The large number of hospitals and clinics operating in the United States can benefit from the research findings in terms of optimizing their clinical assets (Stantchev, Schulz, Hoang, & Ratchinski, 2008). Moreover, hospitals facing challenges related to increased operational costs can use the results to identify sources of asset leakage and misuse. Healthcare units operating outside the United States facing similar conditions may also benefit. Accordingly, medium- to large-scale hospitals are considered the population of the current study.
The data collection method must conform to the research design and the selected approach to addressing the problem. Various methods are used by researchers to collect data within a qualitative paradigm. It is noted that medium- to large-scale U.S. hospitals are particularly relevant to the study's focus on reducing operational costs and increasing clinical asset optimization. The method chosen is predominantly dependent on the research method, the topic of research, and data availability. The current research uses document-based data collection to achieve its objectives.
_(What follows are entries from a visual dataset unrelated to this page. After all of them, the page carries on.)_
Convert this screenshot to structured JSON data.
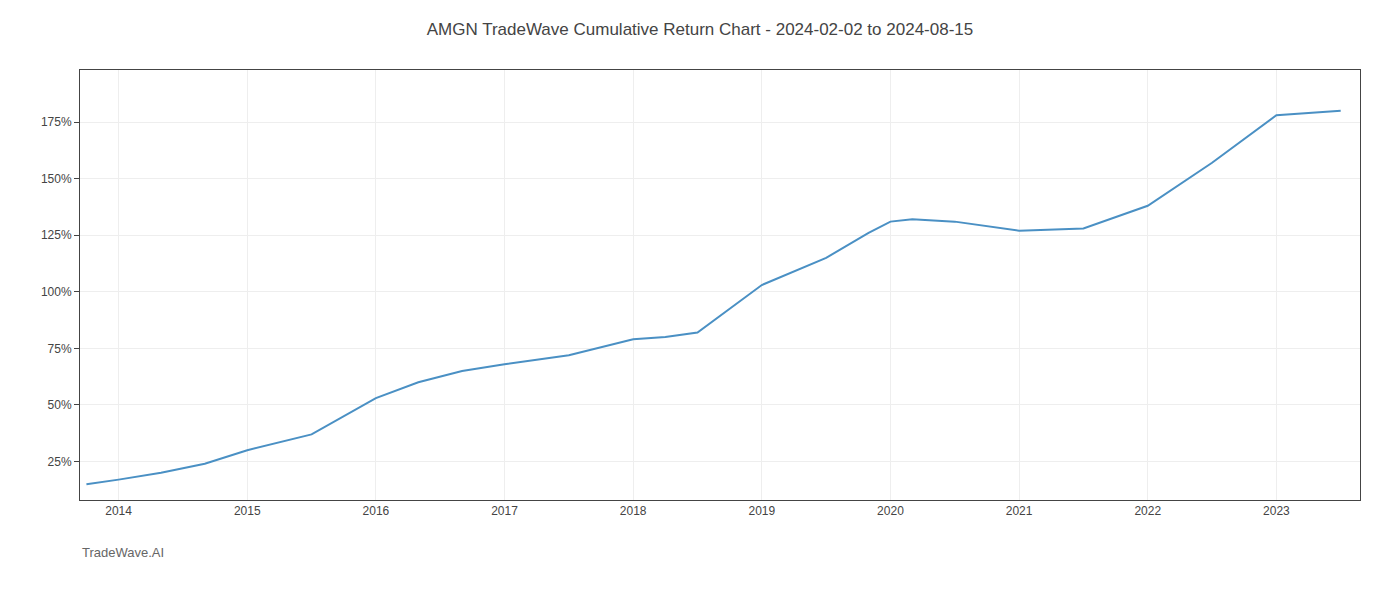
{
  "chart_data": {
    "type": "line",
    "title": "AMGN TradeWave Cumulative Return Chart - 2024-02-02 to 2024-08-15",
    "annotations": [
      "TradeWave.AI"
    ],
    "x": [
      2013.75,
      2014.0,
      2014.33,
      2014.67,
      2015.0,
      2015.5,
      2016.0,
      2016.33,
      2016.67,
      2017.0,
      2017.5,
      2018.0,
      2018.25,
      2018.5,
      2019.0,
      2019.5,
      2019.83,
      2020.0,
      2020.17,
      2020.5,
      2021.0,
      2021.5,
      2022.0,
      2022.5,
      2023.0,
      2023.5
    ],
    "values": [
      15,
      17,
      20,
      24,
      30,
      37,
      53,
      60,
      65,
      68,
      72,
      79,
      80,
      82,
      103,
      115,
      126,
      131,
      132,
      131,
      127,
      128,
      138,
      157,
      178,
      180
    ],
    "color": "#4a90c4",
    "xlim": [
      2013.7,
      2023.65
    ],
    "xticks": [
      2014,
      2015,
      2016,
      2017,
      2018,
      2019,
      2020,
      2021,
      2022,
      2023
    ],
    "ylim": [
      8,
      198
    ],
    "yticks": [
      {
        "value": 25,
        "label": "25%"
      },
      {
        "value": 50,
        "label": "50%"
      },
      {
        "value": 75,
        "label": "75%"
      },
      {
        "value": 100,
        "label": "100%"
      },
      {
        "value": 125,
        "label": "125%"
      },
      {
        "value": 150,
        "label": "150%"
      },
      {
        "value": 175,
        "label": "175%"
      }
    ],
    "grid": true
  }
}
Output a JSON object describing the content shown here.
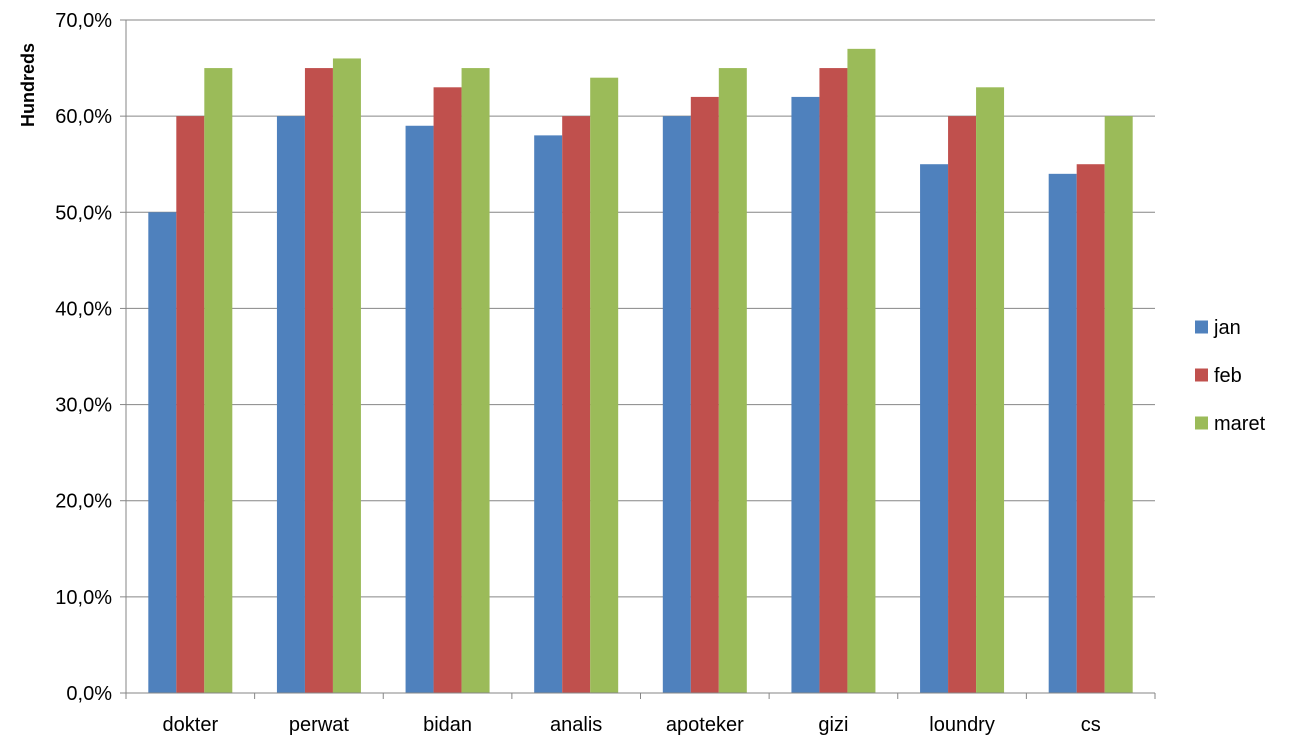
{
  "chart_data": {
    "type": "bar",
    "title": "",
    "xlabel": "",
    "ylabel": "Hundreds",
    "ylim": [
      0,
      70
    ],
    "y_ticks": [
      {
        "value": 0,
        "label": "0,0%"
      },
      {
        "value": 10,
        "label": "10,0%"
      },
      {
        "value": 20,
        "label": "20,0%"
      },
      {
        "value": 30,
        "label": "30,0%"
      },
      {
        "value": 40,
        "label": "40,0%"
      },
      {
        "value": 50,
        "label": "50,0%"
      },
      {
        "value": 60,
        "label": "60,0%"
      },
      {
        "value": 70,
        "label": "70,0%"
      }
    ],
    "grid": true,
    "legend_position": "right",
    "categories": [
      "dokter",
      "perwat",
      "bidan",
      "analis",
      "apoteker",
      "gizi",
      "loundry",
      "cs"
    ],
    "series": [
      {
        "name": "jan",
        "color": "#4F81BD",
        "values": [
          50,
          60,
          59,
          58,
          60,
          62,
          55,
          54
        ]
      },
      {
        "name": "feb",
        "color": "#C0504D",
        "values": [
          60,
          65,
          63,
          60,
          62,
          65,
          60,
          55
        ]
      },
      {
        "name": "maret",
        "color": "#9BBB59",
        "values": [
          65,
          66,
          65,
          64,
          65,
          67,
          63,
          60
        ]
      }
    ]
  }
}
The research takes an approach of collecting and using secondary data. Data published in journals, books, news articles, and peer-reviewed reports will be used to interpret and explore the economic impact of clinical asset optimization. Comparing current data with historical data will enable the researcher to investigate changes over time. The interpretation of those changes will further support the development of an applicable model for improvement.
According to Munhall (2011), ethical considerations are highly important in research that examines organizational impact and then transfers findings to individuals. Ethical aspects of the research must be highlighted before the study begins. Research that is unguarded in terms of ethics leads to dishonesty and damages both personal integrity and institutional reputation. The ethical process also requires clear explanation of the research process so that the public can understand the relevance of the methods used to reach certain results.